When Alan was in his late 50s, he suddenly started to tire easily while hiking or working out. He blamed it on being out of shape, but a trip to the cardiologist revealed the true cause. Alan was diagnosed with several heart problems, including ventricular tachycardia, a condition that causes a rapid and irregular heartbeat.
If not treated immediately, ventricular tachycardia can trigger cardiac arrest and lead to sudden death. As a preventive measure, Alan’s doctors at the Heart Rhythm Center recommended that he receive an implantable cardioverter defibrillator (ICD), which monitors heart rhythm and uses electrical energy to correct any irregularities.
Alan was hesitant at first about receiving the ICD. Surgery is required to place the unit, about the size of a large pocket watch, under the skin in the chest and connect it to the heart with small wires. But he eventually agreed and today has no regrets.
“You get used to it pretty quickly,” Alan says. “Within two weeks I was back at the gym doing pull-ups.”

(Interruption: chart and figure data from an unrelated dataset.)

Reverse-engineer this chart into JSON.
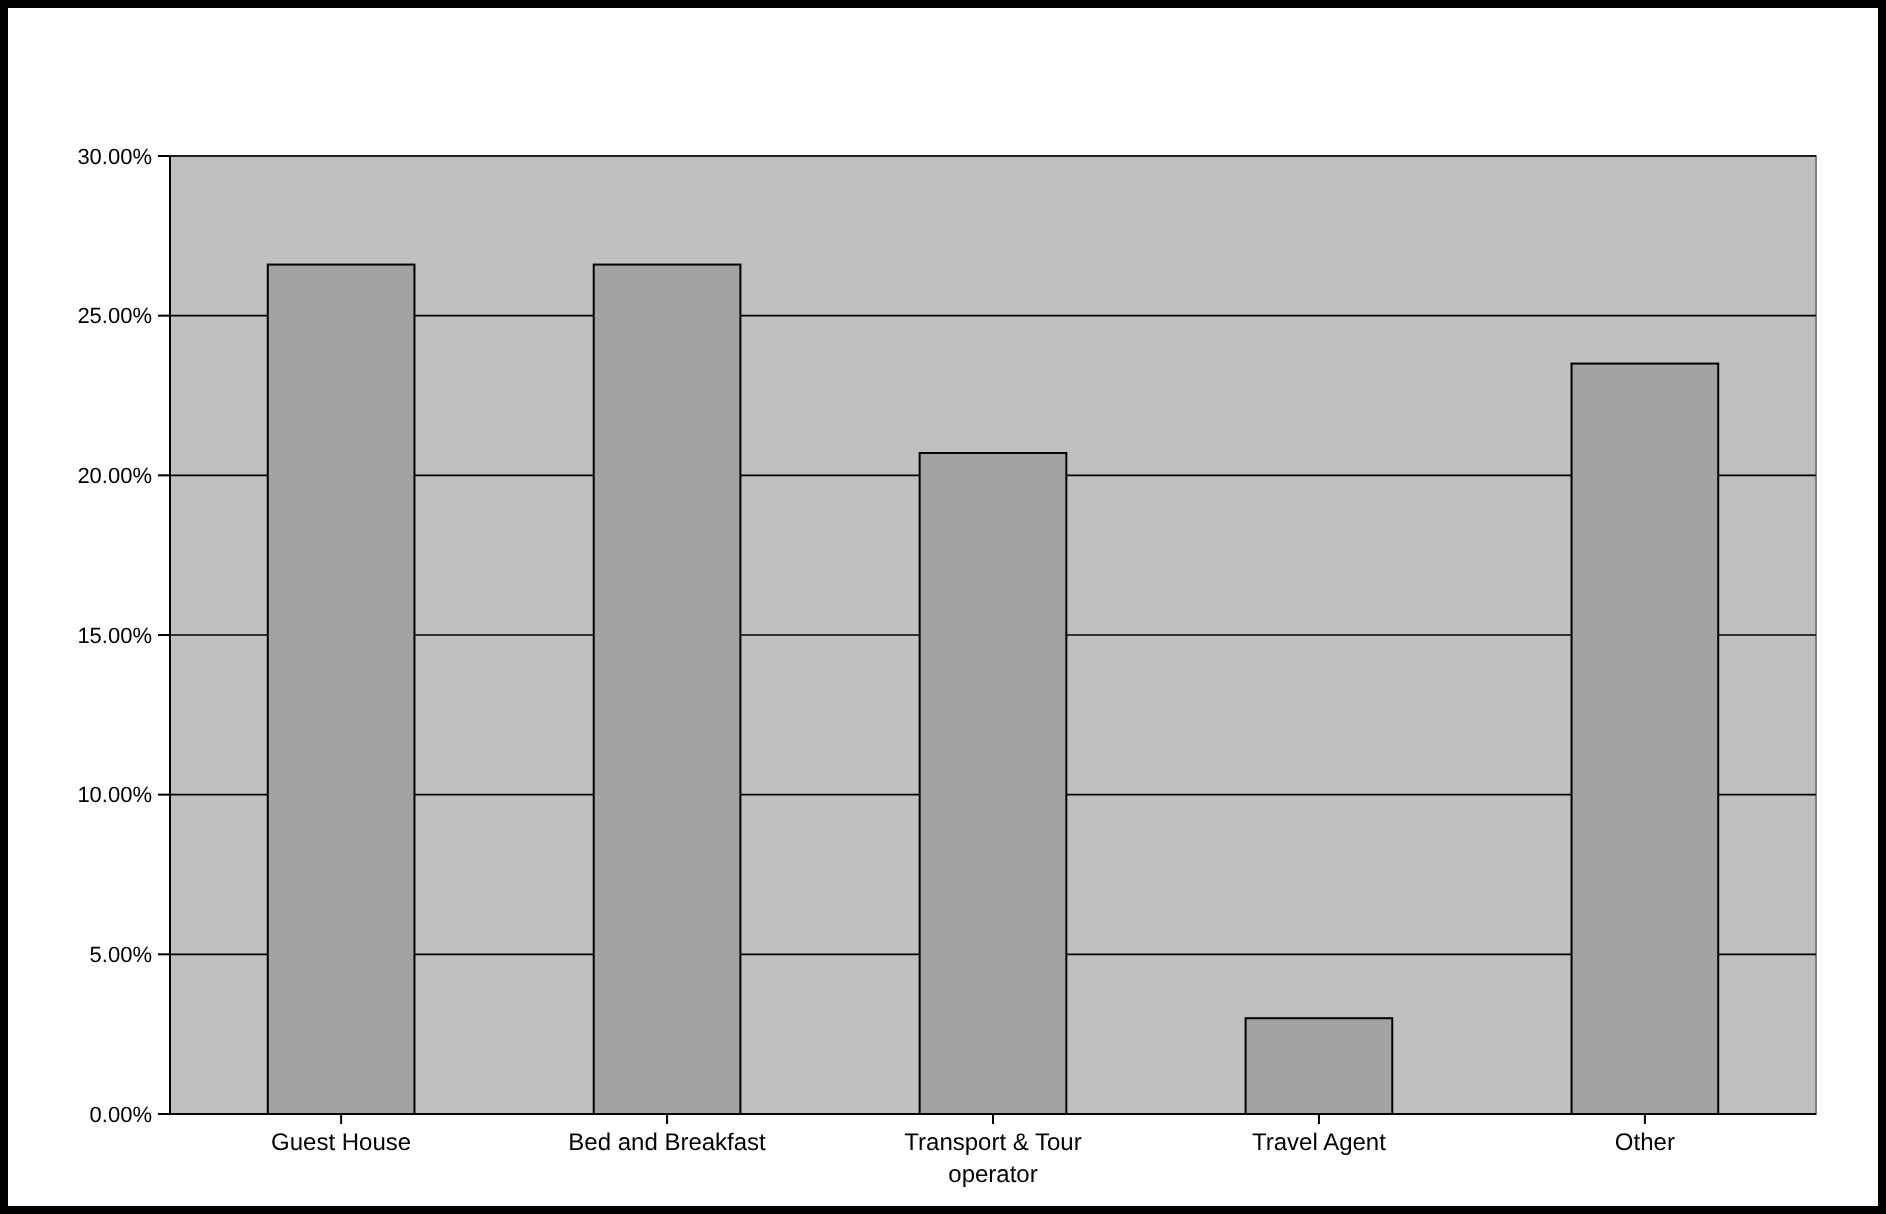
{
  "chart_data": {
    "type": "bar",
    "categories": [
      "Guest House",
      "Bed and Breakfast",
      "Transport & Tour operator",
      "Travel Agent",
      "Other"
    ],
    "values": [
      26.6,
      26.6,
      20.7,
      3.0,
      23.5
    ],
    "color": "#a3a3a3",
    "ylim": [
      0,
      30
    ],
    "yticks": [
      {
        "value": 0,
        "label": "0.00%"
      },
      {
        "value": 5,
        "label": "5.00%"
      },
      {
        "value": 10,
        "label": "10.00%"
      },
      {
        "value": 15,
        "label": "15.00%"
      },
      {
        "value": 20,
        "label": "20.00%"
      },
      {
        "value": 25,
        "label": "25.00%"
      },
      {
        "value": 30,
        "label": "30.00%"
      }
    ],
    "grid": "y"
  }
}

“I feel much more comfortable knowing my ICD is there and is functioning as intended. I’m less anxious. It helps a lot to assuage my concerns.”—Alan, Age 65
Every few months Alan’s heart speeds up, and the device delivers an electric charge that coaxes it back into a normal rhythm. This pacing is so gentle that he does not feel it. The ICD can deliver a stronger, lifesaving jolt when necessary. Alan experienced this once.
“I was sitting there working on my laptop, and all of a sudden my computer fell on the floor,” Alan says. “I had passed out just momentarily, and then got shocked.”
Alan felt sweaty and disoriented afterward, but didn’t realize he had passed out. His ICD recorded what happened and sent a report to the Heart Rhythm Center, where specially trained nurses monitor any irregular patterns or ICD activations. The surveillance monitoring nurse at the Heart Rhythm Center alerted Alan to what happened and had him come in immediately for a checkup.
The device Alan was once skeptical of has given him invaluable peace of mind.
“An ICD is basically an insurance policy,” Alan says. “It’s a level of protection and monitoring that you cannot have otherwise. I resisted that notion at first, but then became appreciative of the wisdom of that advice.”